The music seemed to be coming from a large building opposite but the doors were closed and she wasn’t sure if her ears were playing tricks. Desperately hoping that a taxi would pass – and pick her up – she continued to stand, looking up and down the street, all the while willing Peter to appear. He had said in his letters that he had assumed all of Reverend Richards’s duties and the woman in the vicarage had told her he was at a sick bed.

How sick? Could he be at a deathbed? A deathbed vigil could last until dawn, and if there were relatives to comfort, Peter wouldn’t leave until his services were no longer required.
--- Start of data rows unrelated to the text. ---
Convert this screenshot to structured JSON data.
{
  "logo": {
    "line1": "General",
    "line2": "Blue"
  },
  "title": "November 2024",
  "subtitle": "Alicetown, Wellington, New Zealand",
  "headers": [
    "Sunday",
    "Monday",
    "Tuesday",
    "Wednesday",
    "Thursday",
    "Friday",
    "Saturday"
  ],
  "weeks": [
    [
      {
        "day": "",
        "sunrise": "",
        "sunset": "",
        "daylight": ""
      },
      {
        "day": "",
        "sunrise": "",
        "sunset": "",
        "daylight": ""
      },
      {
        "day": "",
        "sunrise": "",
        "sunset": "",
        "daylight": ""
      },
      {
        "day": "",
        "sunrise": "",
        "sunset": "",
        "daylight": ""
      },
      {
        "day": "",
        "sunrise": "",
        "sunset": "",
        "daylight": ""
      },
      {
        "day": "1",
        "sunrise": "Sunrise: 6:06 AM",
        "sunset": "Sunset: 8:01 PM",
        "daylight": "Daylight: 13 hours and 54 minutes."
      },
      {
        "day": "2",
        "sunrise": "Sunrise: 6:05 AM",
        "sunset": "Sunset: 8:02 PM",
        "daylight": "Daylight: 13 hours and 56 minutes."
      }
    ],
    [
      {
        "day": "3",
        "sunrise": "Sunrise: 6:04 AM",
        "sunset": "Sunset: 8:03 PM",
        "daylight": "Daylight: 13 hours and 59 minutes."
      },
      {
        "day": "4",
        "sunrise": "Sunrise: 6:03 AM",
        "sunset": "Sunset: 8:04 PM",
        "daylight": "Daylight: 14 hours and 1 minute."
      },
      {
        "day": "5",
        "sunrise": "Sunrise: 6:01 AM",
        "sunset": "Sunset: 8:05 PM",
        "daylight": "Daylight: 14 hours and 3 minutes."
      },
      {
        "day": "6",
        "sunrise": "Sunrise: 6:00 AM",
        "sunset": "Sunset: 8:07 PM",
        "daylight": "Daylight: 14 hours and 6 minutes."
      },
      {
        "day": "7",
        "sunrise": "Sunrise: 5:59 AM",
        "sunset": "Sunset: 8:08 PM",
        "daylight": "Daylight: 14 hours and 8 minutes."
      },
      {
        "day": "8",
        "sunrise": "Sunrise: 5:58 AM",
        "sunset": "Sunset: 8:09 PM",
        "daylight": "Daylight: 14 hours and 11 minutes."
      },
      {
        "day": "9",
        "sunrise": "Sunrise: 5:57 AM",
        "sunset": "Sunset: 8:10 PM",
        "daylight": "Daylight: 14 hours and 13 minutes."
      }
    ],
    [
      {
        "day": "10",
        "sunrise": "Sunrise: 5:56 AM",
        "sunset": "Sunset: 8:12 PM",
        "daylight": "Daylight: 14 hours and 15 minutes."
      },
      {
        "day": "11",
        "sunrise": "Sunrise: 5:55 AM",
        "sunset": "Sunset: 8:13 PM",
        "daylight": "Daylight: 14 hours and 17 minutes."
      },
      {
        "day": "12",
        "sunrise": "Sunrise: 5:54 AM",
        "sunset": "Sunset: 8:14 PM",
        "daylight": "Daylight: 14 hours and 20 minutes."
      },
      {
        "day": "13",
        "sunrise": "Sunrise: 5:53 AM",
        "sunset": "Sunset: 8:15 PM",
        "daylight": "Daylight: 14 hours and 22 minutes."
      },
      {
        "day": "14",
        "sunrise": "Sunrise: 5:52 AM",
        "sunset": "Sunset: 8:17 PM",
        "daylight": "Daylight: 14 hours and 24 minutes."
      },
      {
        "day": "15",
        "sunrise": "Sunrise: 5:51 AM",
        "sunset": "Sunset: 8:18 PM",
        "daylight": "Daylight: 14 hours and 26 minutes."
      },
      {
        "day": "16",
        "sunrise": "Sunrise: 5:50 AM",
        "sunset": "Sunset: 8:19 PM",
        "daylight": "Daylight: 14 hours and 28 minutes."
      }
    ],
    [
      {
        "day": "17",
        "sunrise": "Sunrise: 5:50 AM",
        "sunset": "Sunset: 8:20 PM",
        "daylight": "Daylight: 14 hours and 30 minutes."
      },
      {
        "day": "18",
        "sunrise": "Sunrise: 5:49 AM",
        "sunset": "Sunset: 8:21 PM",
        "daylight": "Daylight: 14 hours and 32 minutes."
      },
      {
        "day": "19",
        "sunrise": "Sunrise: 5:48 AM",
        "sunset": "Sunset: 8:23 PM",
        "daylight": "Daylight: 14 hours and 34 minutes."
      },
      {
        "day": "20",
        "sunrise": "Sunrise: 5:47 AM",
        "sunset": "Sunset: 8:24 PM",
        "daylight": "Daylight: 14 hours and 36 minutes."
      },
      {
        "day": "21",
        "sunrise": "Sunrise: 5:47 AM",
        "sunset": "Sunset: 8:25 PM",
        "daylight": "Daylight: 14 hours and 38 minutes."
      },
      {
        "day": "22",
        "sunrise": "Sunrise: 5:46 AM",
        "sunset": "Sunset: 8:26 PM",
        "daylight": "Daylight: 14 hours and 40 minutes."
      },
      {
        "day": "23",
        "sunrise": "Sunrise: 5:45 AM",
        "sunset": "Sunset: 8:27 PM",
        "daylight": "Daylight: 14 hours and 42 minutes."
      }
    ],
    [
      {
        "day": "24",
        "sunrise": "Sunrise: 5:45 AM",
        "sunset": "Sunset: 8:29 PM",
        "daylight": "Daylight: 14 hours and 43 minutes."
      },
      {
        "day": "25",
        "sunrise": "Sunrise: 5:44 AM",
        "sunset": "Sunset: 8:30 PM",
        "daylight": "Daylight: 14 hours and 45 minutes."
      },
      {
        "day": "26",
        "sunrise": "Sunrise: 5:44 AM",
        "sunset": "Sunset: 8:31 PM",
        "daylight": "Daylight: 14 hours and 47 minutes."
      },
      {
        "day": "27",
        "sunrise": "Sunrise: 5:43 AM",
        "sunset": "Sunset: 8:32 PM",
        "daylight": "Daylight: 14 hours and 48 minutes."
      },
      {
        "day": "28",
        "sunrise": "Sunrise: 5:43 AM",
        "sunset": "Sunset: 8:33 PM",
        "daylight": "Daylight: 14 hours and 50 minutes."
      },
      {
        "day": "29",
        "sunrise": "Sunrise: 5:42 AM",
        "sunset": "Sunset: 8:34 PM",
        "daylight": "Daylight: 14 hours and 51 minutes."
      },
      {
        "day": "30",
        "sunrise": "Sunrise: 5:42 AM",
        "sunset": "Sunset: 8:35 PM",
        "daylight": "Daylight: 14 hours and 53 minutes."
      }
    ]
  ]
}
She glanced over her shoulder at the church. Surely, like all churches, it would be open and if it was, she could sit in a pew. Glad to have made a decision that required action she stooped to pick up her case.

‘What you doing on our patch?’ A thickset woman with improbably-dyed red hair loomed over her.

‘I …’ Edyth looked around. While she’d been debating what to do, the group of women she’d seen earlier had crossed the road and surrounded her. ‘I don’t understand.’ Intimidated, terrified, she retreated to the wall, only to have someone poke her painfully in the back.